If i understand you correctly you could probably use:
https://rclone.org/rc/#cache-fetch-fetch-file-chunks
you have probably already some scripts running to manage your “cloud gateway”, so just tell it to cache the file as soon the upload is finished via the rc command.

Have a nice day!

This is probably the best solution but you wouldn’t be able to tell when a file has finished uploading short of polling the tmp-upload-path every few minutes.

If you use --vfs-cache-mode writes then it will cache the uploaded file until --vfs-cache-max-age passes.
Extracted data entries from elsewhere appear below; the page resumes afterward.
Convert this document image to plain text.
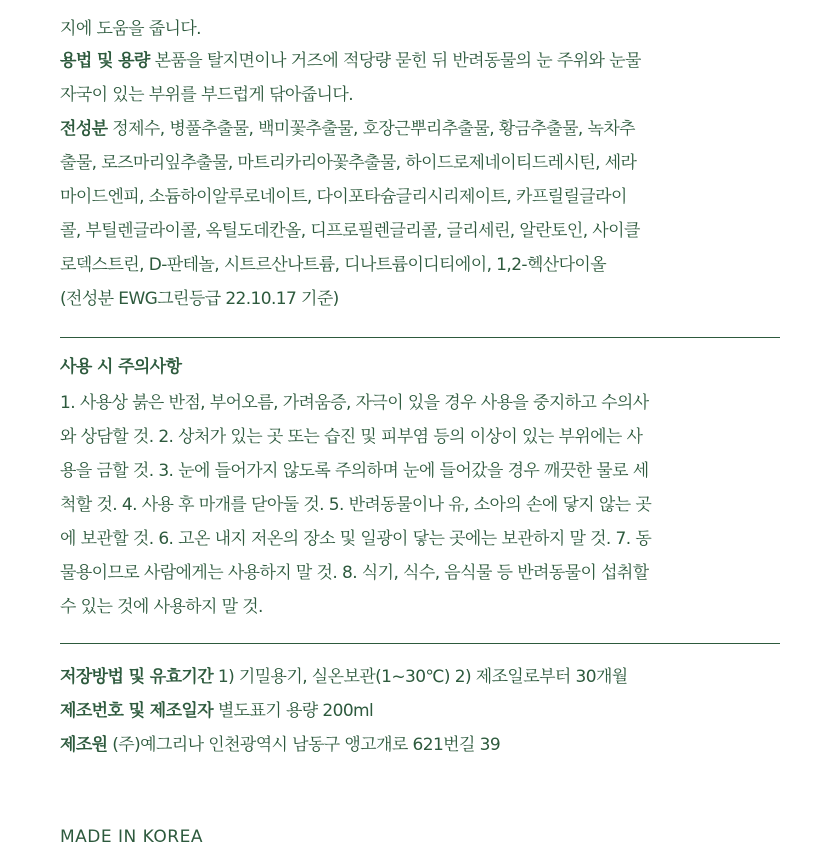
지에 도움을 줍니다.
용법 및 용량 본품을 탈지면이나 거즈에 적당량 묻힌 뒤 반려동물의 눈 주위와 눈물
자국이 있는 부위를 부드럽게 닦아줍니다.
전성분 정제수, 병풀추출물, 백미꽃추출물, 호장근뿌리추출물, 황금추출물, 녹차추
출물, 로즈마리잎추출물, 마트리카리아꽃추출물, 하이드로제네이티드레시틴, 세라
마이드엔피, 소듐하이알루로네이트, 다이포타슘글리시리제이트, 카프릴릴글라이
콜, 부틸렌글라이콜, 옥틸도데칸올, 디프로필렌글리콜, 글리세린, 알란토인, 사이클
로덱스트린, D-판테놀, 시트르산나트륨, 디나트륨이디티에이, 1,2-헥산다이올
(전성분 EWG그린등급 22.10.17 기준)
사용 시 주의사항
1. 사용상 붉은 반점, 부어오름, 가려움증, 자극이 있을 경우 사용을 중지하고 수의사
와 상담할 것. 2. 상처가 있는 곳 또는 습진 및 피부염 등의 이상이 있는 부위에는 사
용을 금할 것. 3. 눈에 들어가지 않도록 주의하며 눈에 들어갔을 경우 깨끗한 물로 세
척할 것. 4. 사용 후 마개를 닫아둘 것. 5. 반려동물이나 유, 소아의 손에 닿지 않는 곳
에 보관할 것. 6. 고온 내지 저온의 장소 및 일광이 닿는 곳에는 보관하지 말 것. 7. 동
물용이므로 사람에게는 사용하지 말 것. 8. 식기, 식수, 음식물 등 반려동물이 섭취할
수 있는 것에 사용하지 말 것.
저장방법 및 유효기간 1) 기밀용기, 실온보관(1~30℃) 2) 제조일로부터 30개월
제조번호 및 제조일자 별도표기 용량 200ml
제조원 (주)예그리나 인천광역시 남동구 앵고개로 621번길 39
MADE IN KOREA
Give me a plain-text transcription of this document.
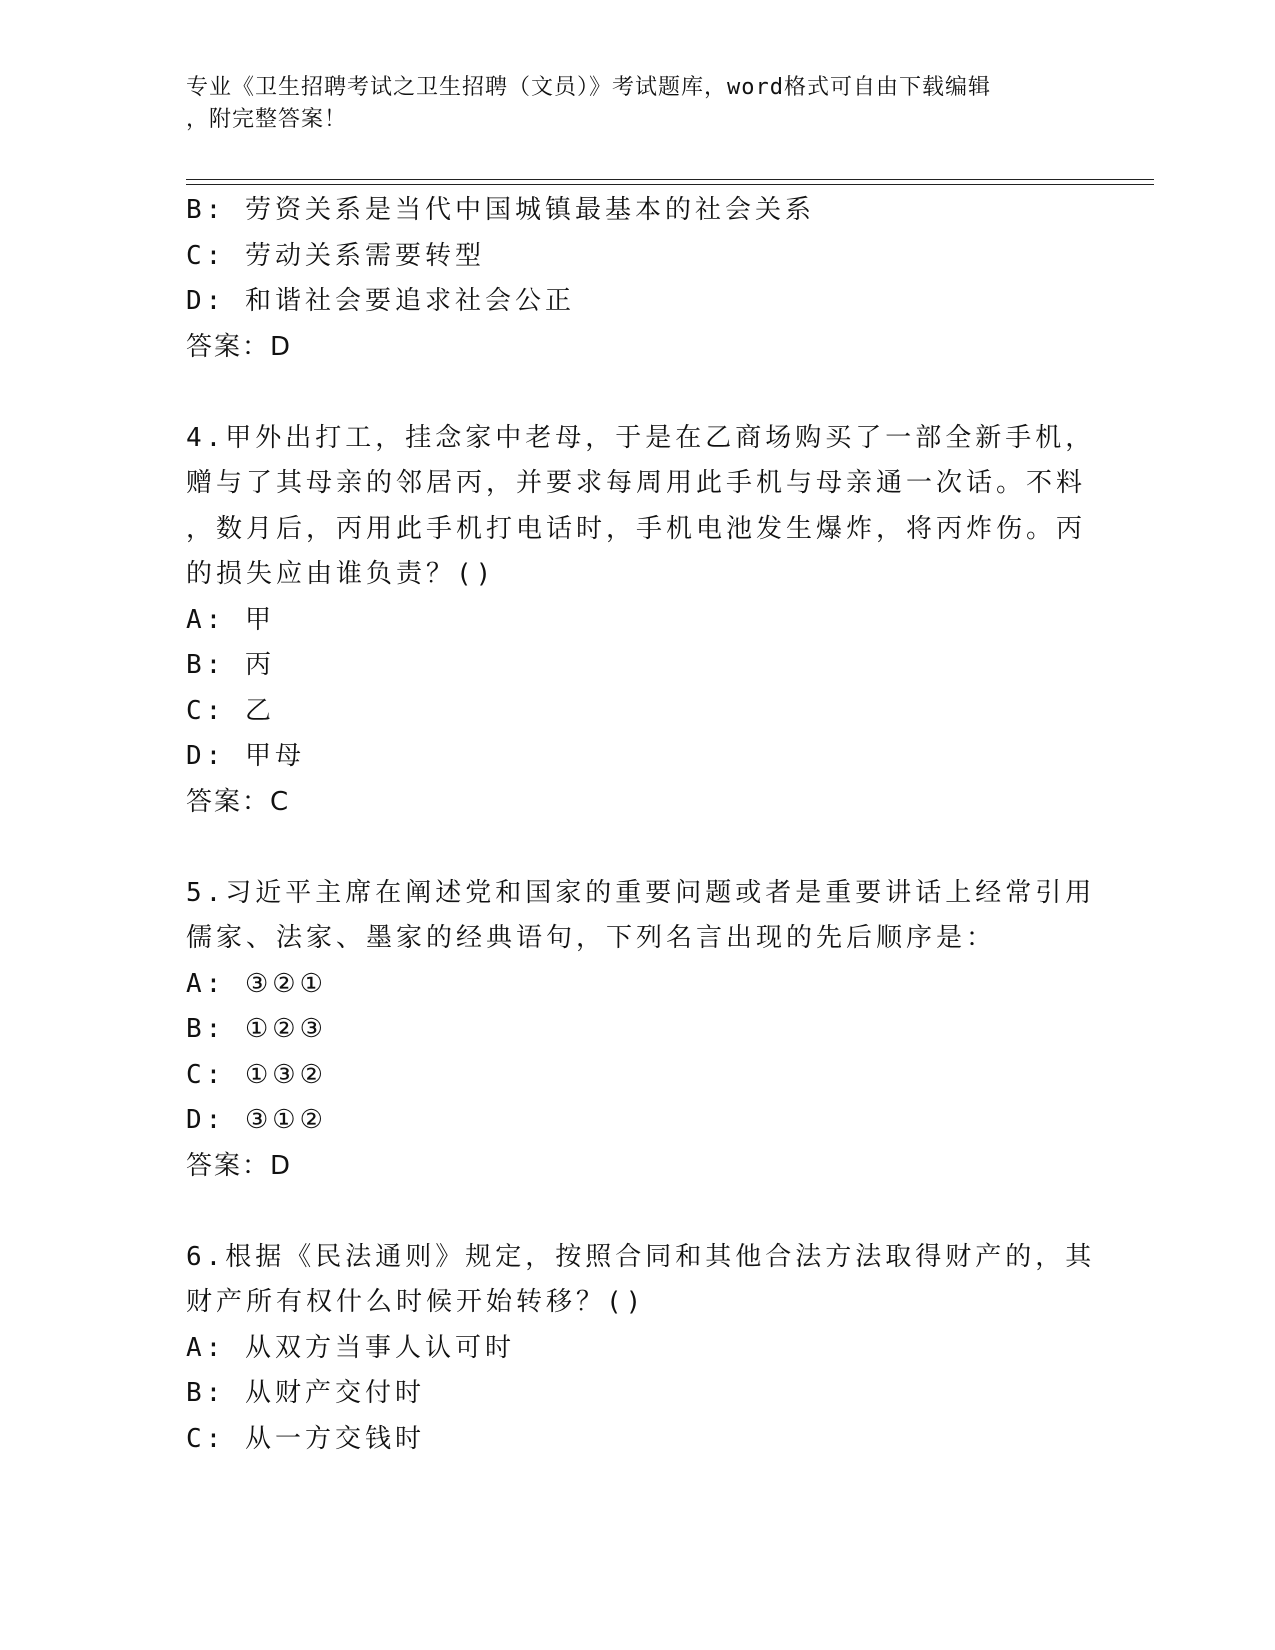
专业《卫生招聘考试之卫生招聘（文员）》考试题库，word格式可自由下载编辑
，附完整答案！
B: 劳资关系是当代中国城镇最基本的社会关系
C: 劳动关系需要转型
D: 和谐社会要追求社会公正
答案：D
4.甲外出打工，挂念家中老母，于是在乙商场购买了一部全新手机，
赠与了其母亲的邻居丙，并要求每周用此手机与母亲通一次话。不料
，数月后，丙用此手机打电话时，手机电池发生爆炸，将丙炸伤。丙
的损失应由谁负责？()
A: 甲
B: 丙
C: 乙
D: 甲母
答案：C
5.习近平主席在阐述党和国家的重要问题或者是重要讲话上经常引用
儒家、法家、墨家的经典语句，下列名言出现的先后顺序是：
A: ③②①
B: ①②③
C: ①③②
D: ③①②
答案：D
6.根据《民法通则》规定，按照合同和其他合法方法取得财产的，其
财产所有权什么时候开始转移？()
A: 从双方当事人认可时
B: 从财产交付时
C: 从一方交钱时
I would have thought this would be what you want…

--vfs-cache-mode full will download any files to the local disk first.

Why are you finding the performance of --vfs-cache-mode writes bad?

I’ll test this,… I didn’t have the --vfs-cache-max-age flag… but when I tested this without as soon as the file was uploaded it wasn’t anywhere to be seen and had to be downloaded again…

and the performance comes from the writes… the files don’t show until committed for some reason… I am still testing so will add the flag and test properly and report back

Can you share the full command you used ?

@Animosity022

rclone mount
–config=/data/local/rclone/rclone.conf
–drive-chunk-size=64M
–allow-other
–cache-dir=/mnt/ssd/data/cache
–dir-cache-time=48h
–vfs-cache-max-age=8760h
–vfs-read-chunk-size=32M
–vfs-read-chunk-size-limit=512M
–vfs-cache-mode=full
–low-level-retries=20
–buffer-size=0
–log-level=DEBUG
–log-file=/data/logs/masters.log
–tpslimit=10
gdrive:Masters /data/masters &

this is the current script im testing…

I think that looks pretty good in terms of what you are going for, but with full cache mode, it’s going to download everything all the time for every read of a file so there would be an appearance of latency if you worked with larger files as it has to download it all the way.

My testing currently shows that the data seems to stay in the cache after adding in the –vfs-cache-max-age flag.

the performance issue I am talking about is more around the write speed. the rig I am testing is on an ADSL service… only 1MB up… so when a file is written, it gets written to cache quickly, but won’t show up until it is uploaded to the back end… this is the part I need to fix!!

cool… I’ll go back to “write” and see what happens…

same story so that s a good and a bad thing… means that I can read files “faster” because they will stream down etc…

but when I write a largish file (in this instance because of the slow uplink even a 50MB file is large) the client stops responding to the file is written to the back end… I would love to for it to commit to cache and then complete the file write when it can… especially if I have multiple endpoints writing data simultaneously.

I am trying to avoid a Union Mount and moving the data via scripts every XX min

hi all… I guess I am trying to create a Google File Stream style service to run on Linux… current data is cached, new data gets cached straight away… (don’t worry about offline… thats not a requirement)

You are in an odd spot as the cache backend would kind of work, but that need the vfs writes on if you are actually using it as a mount.

Best bet is to wait for a few of the fixes to go in.

https://github.com/ncw/rclone/issues/2327

This would be the one I would think would help your situation.

thanks guys… sorry I am still exploring this and looking at different options… if I get a working solution then I will share… but will also track and watch!!